Celebration of sensation

RISD’s ‘2010 Annual Graduate Thesis Exhibition’  
By GREG COOK  |  May 27, 2010

Josh-Webb-RISD-main
FLASHY Joshua Webb’s Apathy for the Setting Sun.

The Rhode Island School of Design’s “Annual Graduate Thesis Exhibition” typically has too many people doing too many different things for any common themes to emerge. But prominent installations in this year’s showcase at the Rhode Island Convention Center (1 Sabin Street, Providence, through June 5) of more than 170 students receiving graduate degrees give the shindig a carnival vibe. It’s a celebration of sensation. 

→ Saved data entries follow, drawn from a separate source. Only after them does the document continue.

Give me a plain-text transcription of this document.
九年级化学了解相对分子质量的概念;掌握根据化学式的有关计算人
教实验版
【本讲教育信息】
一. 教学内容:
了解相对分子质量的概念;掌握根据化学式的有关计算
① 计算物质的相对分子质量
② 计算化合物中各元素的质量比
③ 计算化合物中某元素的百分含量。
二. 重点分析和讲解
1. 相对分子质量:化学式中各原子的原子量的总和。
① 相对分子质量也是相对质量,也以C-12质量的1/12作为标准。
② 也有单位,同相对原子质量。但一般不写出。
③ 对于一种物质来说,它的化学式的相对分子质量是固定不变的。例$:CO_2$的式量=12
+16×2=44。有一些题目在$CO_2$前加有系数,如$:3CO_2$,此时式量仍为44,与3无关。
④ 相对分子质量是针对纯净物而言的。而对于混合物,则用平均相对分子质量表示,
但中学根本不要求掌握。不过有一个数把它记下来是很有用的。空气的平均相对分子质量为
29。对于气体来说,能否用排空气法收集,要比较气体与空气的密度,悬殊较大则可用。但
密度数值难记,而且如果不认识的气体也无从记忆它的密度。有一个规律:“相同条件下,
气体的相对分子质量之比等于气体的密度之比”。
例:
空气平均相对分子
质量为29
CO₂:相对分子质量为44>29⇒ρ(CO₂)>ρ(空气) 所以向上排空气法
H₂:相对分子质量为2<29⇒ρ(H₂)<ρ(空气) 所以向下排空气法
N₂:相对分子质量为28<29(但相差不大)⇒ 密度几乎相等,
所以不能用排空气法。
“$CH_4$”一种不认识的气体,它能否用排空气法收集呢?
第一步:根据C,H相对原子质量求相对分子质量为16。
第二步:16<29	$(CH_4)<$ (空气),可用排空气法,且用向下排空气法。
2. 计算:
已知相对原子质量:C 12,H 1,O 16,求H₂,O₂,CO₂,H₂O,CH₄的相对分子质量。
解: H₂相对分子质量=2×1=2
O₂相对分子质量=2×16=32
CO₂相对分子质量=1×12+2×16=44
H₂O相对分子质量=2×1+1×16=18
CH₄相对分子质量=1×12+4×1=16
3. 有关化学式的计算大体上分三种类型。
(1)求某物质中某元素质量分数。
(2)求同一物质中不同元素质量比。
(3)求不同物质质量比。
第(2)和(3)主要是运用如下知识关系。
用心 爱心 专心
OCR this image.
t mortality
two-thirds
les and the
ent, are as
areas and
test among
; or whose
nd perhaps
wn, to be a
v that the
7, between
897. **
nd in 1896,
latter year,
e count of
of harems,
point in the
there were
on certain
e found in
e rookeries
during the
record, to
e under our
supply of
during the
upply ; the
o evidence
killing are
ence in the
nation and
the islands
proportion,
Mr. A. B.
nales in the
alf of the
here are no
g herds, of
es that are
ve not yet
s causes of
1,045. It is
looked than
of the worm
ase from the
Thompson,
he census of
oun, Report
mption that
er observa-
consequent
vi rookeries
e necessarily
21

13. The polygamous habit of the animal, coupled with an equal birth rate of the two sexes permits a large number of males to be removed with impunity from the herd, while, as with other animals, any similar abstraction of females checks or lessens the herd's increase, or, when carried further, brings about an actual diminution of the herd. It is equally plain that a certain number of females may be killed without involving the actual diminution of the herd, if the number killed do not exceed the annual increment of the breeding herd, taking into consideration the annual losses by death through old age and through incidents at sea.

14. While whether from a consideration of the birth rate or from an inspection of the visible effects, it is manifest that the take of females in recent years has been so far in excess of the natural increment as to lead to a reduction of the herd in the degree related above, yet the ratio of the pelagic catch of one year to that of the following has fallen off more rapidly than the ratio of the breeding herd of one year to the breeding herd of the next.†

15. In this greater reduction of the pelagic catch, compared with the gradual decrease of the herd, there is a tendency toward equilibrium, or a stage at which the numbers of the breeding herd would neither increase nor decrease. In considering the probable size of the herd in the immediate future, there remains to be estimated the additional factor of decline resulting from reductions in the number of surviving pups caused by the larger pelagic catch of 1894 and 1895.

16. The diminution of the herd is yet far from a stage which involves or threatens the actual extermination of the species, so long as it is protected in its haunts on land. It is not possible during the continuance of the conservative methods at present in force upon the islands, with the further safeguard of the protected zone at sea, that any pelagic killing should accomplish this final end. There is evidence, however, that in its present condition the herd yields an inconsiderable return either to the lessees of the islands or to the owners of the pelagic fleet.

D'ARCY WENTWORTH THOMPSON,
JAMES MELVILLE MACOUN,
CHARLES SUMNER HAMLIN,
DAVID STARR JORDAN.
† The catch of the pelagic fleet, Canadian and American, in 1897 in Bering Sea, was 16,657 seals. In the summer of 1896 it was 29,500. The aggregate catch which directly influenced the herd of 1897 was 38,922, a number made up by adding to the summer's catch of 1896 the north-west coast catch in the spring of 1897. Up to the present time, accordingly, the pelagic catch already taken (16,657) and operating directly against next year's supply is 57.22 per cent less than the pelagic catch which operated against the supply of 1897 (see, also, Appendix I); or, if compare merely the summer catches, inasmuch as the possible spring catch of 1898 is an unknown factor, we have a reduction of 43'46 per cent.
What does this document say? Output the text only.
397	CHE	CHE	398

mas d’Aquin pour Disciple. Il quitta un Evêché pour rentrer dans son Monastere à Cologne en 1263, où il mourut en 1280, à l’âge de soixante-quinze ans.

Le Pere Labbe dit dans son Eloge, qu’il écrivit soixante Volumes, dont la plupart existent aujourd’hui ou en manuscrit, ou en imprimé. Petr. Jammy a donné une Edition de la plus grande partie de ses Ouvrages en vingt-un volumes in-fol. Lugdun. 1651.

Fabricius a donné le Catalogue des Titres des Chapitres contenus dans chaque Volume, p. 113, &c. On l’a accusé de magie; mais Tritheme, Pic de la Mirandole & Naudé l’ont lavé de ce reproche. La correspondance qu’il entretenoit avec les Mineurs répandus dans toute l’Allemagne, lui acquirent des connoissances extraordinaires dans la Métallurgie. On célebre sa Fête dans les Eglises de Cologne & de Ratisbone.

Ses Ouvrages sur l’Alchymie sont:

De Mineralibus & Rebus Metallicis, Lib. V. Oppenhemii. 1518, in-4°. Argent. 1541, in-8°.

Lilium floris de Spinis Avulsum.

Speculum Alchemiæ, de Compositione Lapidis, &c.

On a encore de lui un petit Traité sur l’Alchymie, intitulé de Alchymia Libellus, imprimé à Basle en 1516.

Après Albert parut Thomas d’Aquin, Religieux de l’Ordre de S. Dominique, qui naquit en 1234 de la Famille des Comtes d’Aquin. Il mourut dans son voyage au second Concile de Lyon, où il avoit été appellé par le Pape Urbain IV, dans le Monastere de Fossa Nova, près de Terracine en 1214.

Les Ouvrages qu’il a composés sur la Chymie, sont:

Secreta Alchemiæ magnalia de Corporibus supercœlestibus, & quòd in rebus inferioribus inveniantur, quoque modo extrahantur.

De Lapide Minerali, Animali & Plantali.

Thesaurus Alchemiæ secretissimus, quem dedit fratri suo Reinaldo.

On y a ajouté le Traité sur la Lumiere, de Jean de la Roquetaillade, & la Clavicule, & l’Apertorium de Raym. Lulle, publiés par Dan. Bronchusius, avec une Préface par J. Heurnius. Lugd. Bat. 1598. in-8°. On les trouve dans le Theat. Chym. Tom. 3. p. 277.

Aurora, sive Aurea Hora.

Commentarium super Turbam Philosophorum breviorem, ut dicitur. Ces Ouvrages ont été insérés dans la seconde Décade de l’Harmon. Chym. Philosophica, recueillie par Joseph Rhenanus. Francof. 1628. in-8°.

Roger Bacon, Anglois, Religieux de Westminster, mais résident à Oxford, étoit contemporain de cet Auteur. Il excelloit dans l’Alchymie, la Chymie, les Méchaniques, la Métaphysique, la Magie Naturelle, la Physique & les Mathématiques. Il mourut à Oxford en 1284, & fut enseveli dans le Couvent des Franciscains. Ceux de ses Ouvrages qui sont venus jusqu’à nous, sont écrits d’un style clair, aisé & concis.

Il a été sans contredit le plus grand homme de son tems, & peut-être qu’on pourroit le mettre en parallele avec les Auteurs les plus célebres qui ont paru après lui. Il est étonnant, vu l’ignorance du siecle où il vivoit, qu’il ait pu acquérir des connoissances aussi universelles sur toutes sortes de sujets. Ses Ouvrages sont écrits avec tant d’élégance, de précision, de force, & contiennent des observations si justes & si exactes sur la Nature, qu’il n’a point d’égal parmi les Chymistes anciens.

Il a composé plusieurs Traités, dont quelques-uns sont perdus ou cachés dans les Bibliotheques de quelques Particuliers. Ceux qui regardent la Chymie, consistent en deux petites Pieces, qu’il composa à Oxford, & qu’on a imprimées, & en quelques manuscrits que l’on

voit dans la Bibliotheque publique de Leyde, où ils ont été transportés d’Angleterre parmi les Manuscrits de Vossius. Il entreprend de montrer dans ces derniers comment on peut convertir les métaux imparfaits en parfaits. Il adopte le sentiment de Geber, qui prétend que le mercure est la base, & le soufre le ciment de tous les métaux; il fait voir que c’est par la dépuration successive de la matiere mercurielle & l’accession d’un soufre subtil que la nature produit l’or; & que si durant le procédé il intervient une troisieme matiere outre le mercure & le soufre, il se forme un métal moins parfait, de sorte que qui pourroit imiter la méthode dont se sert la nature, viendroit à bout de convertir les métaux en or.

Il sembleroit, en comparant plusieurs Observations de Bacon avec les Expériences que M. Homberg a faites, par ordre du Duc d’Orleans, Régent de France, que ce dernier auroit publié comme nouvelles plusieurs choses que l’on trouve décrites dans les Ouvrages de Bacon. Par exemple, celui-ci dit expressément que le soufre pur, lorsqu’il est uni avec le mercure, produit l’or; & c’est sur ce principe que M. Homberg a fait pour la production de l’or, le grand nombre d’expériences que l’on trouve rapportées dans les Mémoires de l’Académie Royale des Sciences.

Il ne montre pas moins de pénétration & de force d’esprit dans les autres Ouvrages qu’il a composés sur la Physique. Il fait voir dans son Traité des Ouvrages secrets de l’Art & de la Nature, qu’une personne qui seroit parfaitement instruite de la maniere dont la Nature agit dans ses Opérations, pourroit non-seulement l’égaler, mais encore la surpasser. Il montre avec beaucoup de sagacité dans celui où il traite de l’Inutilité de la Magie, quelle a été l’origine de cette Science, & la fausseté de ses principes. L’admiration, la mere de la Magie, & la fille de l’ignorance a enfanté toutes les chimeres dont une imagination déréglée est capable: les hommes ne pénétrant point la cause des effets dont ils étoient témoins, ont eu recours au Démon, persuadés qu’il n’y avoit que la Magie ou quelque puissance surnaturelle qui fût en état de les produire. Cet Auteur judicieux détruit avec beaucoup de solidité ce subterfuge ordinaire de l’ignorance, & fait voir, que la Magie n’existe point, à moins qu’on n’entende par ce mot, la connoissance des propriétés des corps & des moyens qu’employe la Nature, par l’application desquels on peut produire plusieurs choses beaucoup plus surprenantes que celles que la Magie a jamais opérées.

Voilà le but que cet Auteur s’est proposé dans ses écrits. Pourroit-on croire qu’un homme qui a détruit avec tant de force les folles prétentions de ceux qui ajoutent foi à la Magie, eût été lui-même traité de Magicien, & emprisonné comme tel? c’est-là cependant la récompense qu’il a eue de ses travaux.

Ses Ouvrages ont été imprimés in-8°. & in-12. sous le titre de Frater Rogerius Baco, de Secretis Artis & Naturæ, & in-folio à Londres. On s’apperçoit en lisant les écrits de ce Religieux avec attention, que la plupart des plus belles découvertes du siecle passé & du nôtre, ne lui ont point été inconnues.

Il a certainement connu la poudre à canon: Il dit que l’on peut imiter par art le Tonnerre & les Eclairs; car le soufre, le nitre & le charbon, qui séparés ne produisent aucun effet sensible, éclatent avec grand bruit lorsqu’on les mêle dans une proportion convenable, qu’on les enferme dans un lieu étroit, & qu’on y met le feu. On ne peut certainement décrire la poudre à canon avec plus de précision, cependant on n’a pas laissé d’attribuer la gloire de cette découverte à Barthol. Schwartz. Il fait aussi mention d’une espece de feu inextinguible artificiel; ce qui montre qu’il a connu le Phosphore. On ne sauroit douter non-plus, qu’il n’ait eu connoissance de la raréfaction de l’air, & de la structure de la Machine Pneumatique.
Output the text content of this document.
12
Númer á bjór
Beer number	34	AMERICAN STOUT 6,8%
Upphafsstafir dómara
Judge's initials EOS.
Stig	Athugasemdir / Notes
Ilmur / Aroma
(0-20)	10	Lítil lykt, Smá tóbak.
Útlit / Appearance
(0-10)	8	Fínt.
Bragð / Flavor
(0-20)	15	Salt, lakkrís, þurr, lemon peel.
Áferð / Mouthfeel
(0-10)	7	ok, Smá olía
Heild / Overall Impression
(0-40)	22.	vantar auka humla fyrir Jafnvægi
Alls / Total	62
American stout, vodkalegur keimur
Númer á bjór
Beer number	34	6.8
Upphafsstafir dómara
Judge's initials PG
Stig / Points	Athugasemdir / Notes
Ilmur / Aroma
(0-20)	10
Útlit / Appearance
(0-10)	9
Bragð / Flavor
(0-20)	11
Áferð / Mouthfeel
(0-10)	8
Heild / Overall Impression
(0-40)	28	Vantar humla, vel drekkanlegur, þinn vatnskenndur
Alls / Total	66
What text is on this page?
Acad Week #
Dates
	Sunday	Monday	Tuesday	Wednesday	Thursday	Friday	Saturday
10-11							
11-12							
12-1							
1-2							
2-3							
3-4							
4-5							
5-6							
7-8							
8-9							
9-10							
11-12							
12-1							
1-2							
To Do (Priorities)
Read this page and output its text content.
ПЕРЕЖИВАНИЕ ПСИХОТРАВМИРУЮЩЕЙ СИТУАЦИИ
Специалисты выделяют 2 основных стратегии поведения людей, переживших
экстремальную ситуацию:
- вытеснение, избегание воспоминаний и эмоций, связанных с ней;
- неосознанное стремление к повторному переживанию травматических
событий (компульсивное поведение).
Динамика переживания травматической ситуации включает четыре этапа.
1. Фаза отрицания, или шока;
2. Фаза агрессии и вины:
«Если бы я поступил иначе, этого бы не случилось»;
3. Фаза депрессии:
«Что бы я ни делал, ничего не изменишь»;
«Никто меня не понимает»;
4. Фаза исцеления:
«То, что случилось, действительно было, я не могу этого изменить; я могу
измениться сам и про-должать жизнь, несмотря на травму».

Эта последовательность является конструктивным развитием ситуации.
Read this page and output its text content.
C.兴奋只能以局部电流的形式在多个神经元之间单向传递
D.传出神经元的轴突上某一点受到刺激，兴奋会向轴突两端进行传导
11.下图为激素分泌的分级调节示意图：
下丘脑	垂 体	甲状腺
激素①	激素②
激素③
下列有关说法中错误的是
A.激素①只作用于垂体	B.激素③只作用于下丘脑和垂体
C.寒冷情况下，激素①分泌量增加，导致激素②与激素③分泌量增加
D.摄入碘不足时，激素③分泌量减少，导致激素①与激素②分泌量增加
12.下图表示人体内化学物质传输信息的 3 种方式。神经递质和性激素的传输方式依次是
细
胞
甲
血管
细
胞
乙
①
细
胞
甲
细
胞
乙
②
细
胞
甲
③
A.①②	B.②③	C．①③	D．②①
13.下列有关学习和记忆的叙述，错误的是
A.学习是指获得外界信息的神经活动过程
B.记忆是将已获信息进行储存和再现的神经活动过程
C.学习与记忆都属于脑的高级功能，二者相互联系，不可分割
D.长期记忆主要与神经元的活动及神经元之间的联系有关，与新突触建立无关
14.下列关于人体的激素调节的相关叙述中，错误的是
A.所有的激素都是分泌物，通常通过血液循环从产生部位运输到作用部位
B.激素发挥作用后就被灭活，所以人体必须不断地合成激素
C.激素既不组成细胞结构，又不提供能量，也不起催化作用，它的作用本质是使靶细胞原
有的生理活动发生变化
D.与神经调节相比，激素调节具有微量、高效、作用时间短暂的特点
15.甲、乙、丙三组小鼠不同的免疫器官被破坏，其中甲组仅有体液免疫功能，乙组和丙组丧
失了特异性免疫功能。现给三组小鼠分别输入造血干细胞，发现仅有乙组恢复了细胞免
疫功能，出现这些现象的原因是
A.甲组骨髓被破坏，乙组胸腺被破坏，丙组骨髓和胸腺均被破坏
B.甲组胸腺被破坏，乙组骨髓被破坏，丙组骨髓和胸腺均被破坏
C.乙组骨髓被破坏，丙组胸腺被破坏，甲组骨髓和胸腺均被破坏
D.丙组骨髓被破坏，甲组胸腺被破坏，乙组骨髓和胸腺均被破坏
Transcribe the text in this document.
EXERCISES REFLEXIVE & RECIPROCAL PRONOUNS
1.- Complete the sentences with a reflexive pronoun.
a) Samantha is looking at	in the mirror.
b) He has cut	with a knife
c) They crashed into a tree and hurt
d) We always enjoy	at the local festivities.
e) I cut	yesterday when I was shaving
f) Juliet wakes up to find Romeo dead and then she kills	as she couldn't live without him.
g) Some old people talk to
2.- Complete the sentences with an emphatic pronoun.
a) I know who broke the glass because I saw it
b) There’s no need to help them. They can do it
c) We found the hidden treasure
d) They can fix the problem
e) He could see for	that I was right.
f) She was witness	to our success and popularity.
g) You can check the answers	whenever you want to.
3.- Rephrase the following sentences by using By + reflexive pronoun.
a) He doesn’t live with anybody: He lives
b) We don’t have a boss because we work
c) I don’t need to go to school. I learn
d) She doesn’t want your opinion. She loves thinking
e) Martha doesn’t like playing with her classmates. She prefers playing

VIEW: More photos from RISD's Graduate Thesis Exhibition

Epitomizing this is Laura Alesci’s TLC. A sign on the wall says something about her installation containing a mix of pepper spray and tear gas. Opposite is a glass door revealing a glowing pink room. Walk in and mist (it made me cough, but I’m told it’s safe) holds the pink light and hides the room’s architecture preventing you from getting your bearings. As with 1960s Light and Space Art by James Turrell et al, there’s a wondrous disorientation. You feel like you’re existing in pinkness. And as your eyes readjust upon exiting, the rest of the world flashes green.

Another success — though of a purposely irritating sort — is Charlotte Potter’s Between. Sit in one of the six neat black chairs lining the walls of her dull little room and stare up at a TV on which some guy in a tie keeps almost saying something but never can get a word out. A clock on the wall is stuck ticking at 4:06. It’s a waiting room in Hell.

The exhibit has a flashy opening with Joshua Webb’s Apathy for the Setting Sun, glowing fluorescent tube lights arrayed on the floor like 3D Tinkertoy stars. To the left is Anders Johnson’s Stay Pretty, which seems to be a rough sculptural portrait of himself as a bloodied and bandaged boxer sitting on a stool in the corner of a boxing ring.

Beyond is Jessica Cooper’s Sprouting At the Bone, featuring small ceramic people in T-shirts, shorts, and socks balancing on abstracted plants or with foliage sprouting from their backs. Much of the show is an entertaining mix of magic and spectacle, though it doesn’t necessarily stick to the ribs.

Fonda Yoshimoto-Garner turns a room into a dark, foresty maze of earthenware and porcelain branches and gauze ropes. 

Fonda-RISD-main
A FORESTY MAZE Fonda Yoshimoto-Garner’s Fading, Grasping.
Euri Huang’s floor installation Visceral Voices seems like a colony of ceramic clams or sea anemones. Jan Mun’swww.TheProvidenceYard.com fills a room with fragrant sod, three piles of dirt, and three lamps. I’m told green buttons on the wall trigger watering, but I couldn’t detect anything happening when I pressed them.

A lot of pieces here similarly have interesting beginnings that don’t quite pay off. Mary Burge’s Two Lonely Hunters is a tin-roofed shack with boarded up windows. Walk in the screen door, and you find the walls papered with pages from the Picayune Item newspaper and hear the hum of crickets and occasional snatches of talk: “Come by anytime you want to,” “I remember it as clear as it was yesterday.” It feels like an intriguing set waiting for something more to happen. Brett Windham’s Sleepwalking Circus is a red-and-white tent, the door flanked by a pair of creepy mannequins draped in knitting or a checked flag. Inside screens an aimless video of a woman setting up doorways and curtains as mannequins flit about in a long, dark room.